Ce sont là les quelques lignes [14] et quelques citations de son excellent ouvrage sur le postmodernisme. Il a surtout le mérite d’offrir une démarche inédite pour lire et déconstruire notre monde contemporain à travers les langages culturels et avec sa périodisation suivant les 3 âges du capitalisme, il offre une sortie de l’ornière intellectuelle, culturelle et politique culturaliste et essentialiste dominante dans nos universités.
Nadir Djermoune
Enseignant chercheur/ institut d’’architecture et d’urbanisme
Université de Blida.
Notes
[1] M. Tafuri, Projet et utopie, Dunod, 1979, P. 6.
[2] Ibid, P. 9.
[3] CIAM : Congrès international de l’architecture moderne.
[4] M. Tafuri, P. 105.
[5] Ibid, P. 106.
[6] F. Jameson, Le postmodernisme et l’expression culturelle du capitalisme tardif, P. 38.
[7] Ibid, P. 16.
[8] Ibid, P. 85.
[9] Ibid P.15
[10] Ibid.
[11] Ibid. P. 434.
[12] Ibid P. 425. De son coté, J. KELLY va dans le même sens en donnant raison à la critique de R/ Venturi, l’un des pionniers du postmodernisme, quand il rejette les types modernistes « usés et intégré, se référant aux à l’architecture dénudé des années vingt, qui avaient abouti aux taudis préfabriqués des années soixante, même si, en fin de compte, le seul changement qu’elle suscité parmi ses adeptes ait été de coller un fronton sur des tours des années soixante ». Jane Kelly, Postmodernisme et féminisme, revue quatrième internationale, n°46, septembre-novembre 1993 ; P. 43-57.

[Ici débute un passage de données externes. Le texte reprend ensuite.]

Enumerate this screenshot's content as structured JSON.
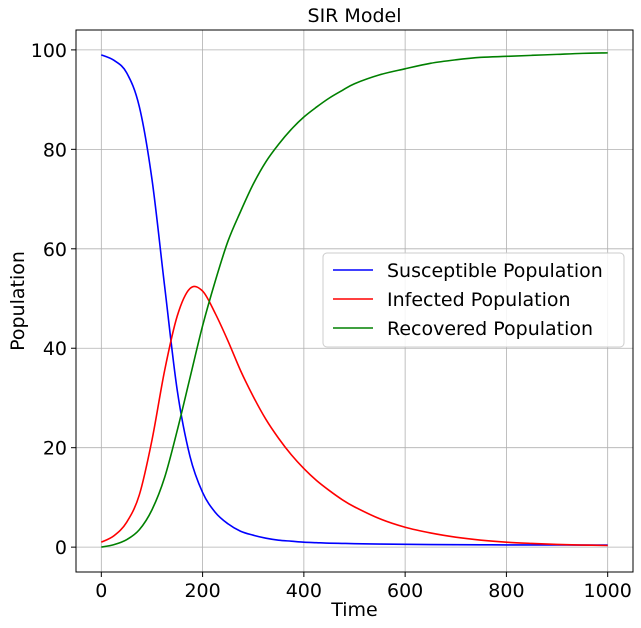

[13] F. Jameson, OP. Cit, P. 243-435.
[14] Cette réflexion centrée essentiellement sur l’architecture, car c’est dans ce domaine « que se voient de la manière la plus éclatent les modifications de la production esthétique et c’est là que les problèmes théoriques se sont vus soulevés et formulés à titre principal » (P. 34). L’architecture est aussi « constitutivement l’art le plus proche de l’économique, avec laquelle elle entretient, via les commandes et le marché foncier, un rapport presque non médié », note Jameson, (P. 38).